Landrat Hans-Helmut Münchberg hielt die Laudatio. Er verwies auf die Entwicklung des Unternehmens zu einer inzwischen deutschlandweit etablierten Marke. Mit Blick auf die tiefgefrorenen Thüringer Klöße, bei denen die Ablig Marktführer ist, zitierte Münchberg eine namenlose Hausfrau mit dem Ausspruch: „Besser kann ich sie auch nicht machen.“ Hahn habe bei all seinen Entscheidungen seine Mitarbeiter als wichtigste Größe im Blick. Mit der zusätzlichen Produktionsschiene von Speiseeis habe er dafür gesorgt, dass die Stammbelegschaft ganzjährig beschäftigt sei.

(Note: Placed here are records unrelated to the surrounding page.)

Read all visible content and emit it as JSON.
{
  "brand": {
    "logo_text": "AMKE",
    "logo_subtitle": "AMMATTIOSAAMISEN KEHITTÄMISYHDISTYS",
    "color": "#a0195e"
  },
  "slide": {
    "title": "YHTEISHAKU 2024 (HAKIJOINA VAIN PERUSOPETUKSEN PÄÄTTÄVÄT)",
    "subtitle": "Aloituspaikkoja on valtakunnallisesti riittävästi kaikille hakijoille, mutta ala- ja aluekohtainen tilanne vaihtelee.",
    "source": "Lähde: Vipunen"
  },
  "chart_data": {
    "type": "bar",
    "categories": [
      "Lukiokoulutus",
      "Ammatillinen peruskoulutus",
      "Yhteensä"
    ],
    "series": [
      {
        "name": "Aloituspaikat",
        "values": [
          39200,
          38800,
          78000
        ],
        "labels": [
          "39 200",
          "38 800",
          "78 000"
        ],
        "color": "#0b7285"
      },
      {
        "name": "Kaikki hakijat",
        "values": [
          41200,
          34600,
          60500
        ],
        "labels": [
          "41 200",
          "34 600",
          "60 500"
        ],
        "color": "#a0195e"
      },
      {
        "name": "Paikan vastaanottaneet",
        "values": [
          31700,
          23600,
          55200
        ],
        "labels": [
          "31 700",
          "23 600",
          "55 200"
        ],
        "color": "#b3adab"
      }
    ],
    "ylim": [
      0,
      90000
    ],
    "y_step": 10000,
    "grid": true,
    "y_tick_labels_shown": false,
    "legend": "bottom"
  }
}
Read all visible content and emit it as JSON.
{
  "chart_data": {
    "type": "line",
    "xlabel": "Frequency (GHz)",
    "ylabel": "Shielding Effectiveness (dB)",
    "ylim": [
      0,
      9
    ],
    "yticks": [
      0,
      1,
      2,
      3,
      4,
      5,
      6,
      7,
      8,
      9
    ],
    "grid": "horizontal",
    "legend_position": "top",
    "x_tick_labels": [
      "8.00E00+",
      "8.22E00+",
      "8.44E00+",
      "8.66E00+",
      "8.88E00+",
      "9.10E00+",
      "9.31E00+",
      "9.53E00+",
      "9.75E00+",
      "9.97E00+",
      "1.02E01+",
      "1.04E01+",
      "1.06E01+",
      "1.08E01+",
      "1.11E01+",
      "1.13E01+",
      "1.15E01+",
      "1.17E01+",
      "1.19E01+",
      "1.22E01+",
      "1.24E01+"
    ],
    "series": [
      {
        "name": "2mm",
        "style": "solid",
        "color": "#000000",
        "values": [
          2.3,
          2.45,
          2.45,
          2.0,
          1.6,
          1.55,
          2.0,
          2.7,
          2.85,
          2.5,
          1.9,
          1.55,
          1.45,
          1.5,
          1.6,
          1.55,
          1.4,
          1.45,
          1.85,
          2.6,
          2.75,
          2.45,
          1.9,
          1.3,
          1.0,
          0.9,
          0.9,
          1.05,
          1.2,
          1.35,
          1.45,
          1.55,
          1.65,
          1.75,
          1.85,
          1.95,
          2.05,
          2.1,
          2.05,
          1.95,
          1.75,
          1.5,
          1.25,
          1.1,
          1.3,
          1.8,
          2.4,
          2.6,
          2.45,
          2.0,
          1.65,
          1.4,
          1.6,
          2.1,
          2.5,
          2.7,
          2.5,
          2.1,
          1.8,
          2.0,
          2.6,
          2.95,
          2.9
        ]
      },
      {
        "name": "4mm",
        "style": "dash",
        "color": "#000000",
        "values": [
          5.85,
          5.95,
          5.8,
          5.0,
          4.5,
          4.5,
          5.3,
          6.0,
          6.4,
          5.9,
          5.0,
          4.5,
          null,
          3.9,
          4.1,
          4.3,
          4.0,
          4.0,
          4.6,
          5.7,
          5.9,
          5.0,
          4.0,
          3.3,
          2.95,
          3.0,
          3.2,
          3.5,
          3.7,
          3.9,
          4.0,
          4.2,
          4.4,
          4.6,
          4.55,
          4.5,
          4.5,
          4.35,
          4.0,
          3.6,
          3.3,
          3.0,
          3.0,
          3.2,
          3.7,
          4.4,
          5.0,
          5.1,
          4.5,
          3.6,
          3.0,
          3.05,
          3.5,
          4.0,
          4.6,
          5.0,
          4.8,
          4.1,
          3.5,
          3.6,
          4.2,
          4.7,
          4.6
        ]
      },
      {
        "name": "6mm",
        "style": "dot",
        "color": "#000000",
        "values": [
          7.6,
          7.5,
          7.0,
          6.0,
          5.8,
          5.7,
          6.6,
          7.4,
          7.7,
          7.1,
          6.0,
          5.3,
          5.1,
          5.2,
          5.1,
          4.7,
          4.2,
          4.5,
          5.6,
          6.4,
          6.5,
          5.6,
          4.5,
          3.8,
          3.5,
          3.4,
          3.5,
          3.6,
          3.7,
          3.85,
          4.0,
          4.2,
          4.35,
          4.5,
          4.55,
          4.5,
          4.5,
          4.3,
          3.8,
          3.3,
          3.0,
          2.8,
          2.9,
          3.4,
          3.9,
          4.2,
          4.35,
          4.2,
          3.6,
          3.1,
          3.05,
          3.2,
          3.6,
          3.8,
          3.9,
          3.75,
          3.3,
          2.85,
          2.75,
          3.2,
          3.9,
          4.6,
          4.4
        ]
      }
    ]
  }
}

„Eigentlich habe ich gar keine Zeit, mich um irgendwelche Preise zu bewerben“, sagte Hahn in seinen Dankesworten. Horst Schulze, der Leiter des BVMW-Kreisverbandes für Weimar, Sömmerda und das Weimarer Land habe ihn überzeugt, „weil es nicht nur um uns geht, sondern um den Mittelstand in Thüringen, der öffentlich zu wenig wahrgenommen wird.“ Er dankte auch seiner Frau für Geduld und Verständnis – erst am Morgen habe er ihr die schlechte Nachricht zumuten müssen, dass der ab nächste Woche geplante Ostsee-Urlaub wegen dringender anstehender Entscheidungen im Unternehmen um einige Tage verschoben werden müsse.

Das Eis nach traditionellen Rezepten aus DDR-Zeiten, das die Ablig produziert, kennt Hahn übrigens auch noch aus seiner Kindheit: Er wuchs in Mecklenburg-Vorpommern auf und studierte nach seiner Lehre (er selbst nennt sie „Melker mit Abitur“) Landwirtschaft in Halle/Saale. Seit 1982 ist er in Thüringen zu Hause.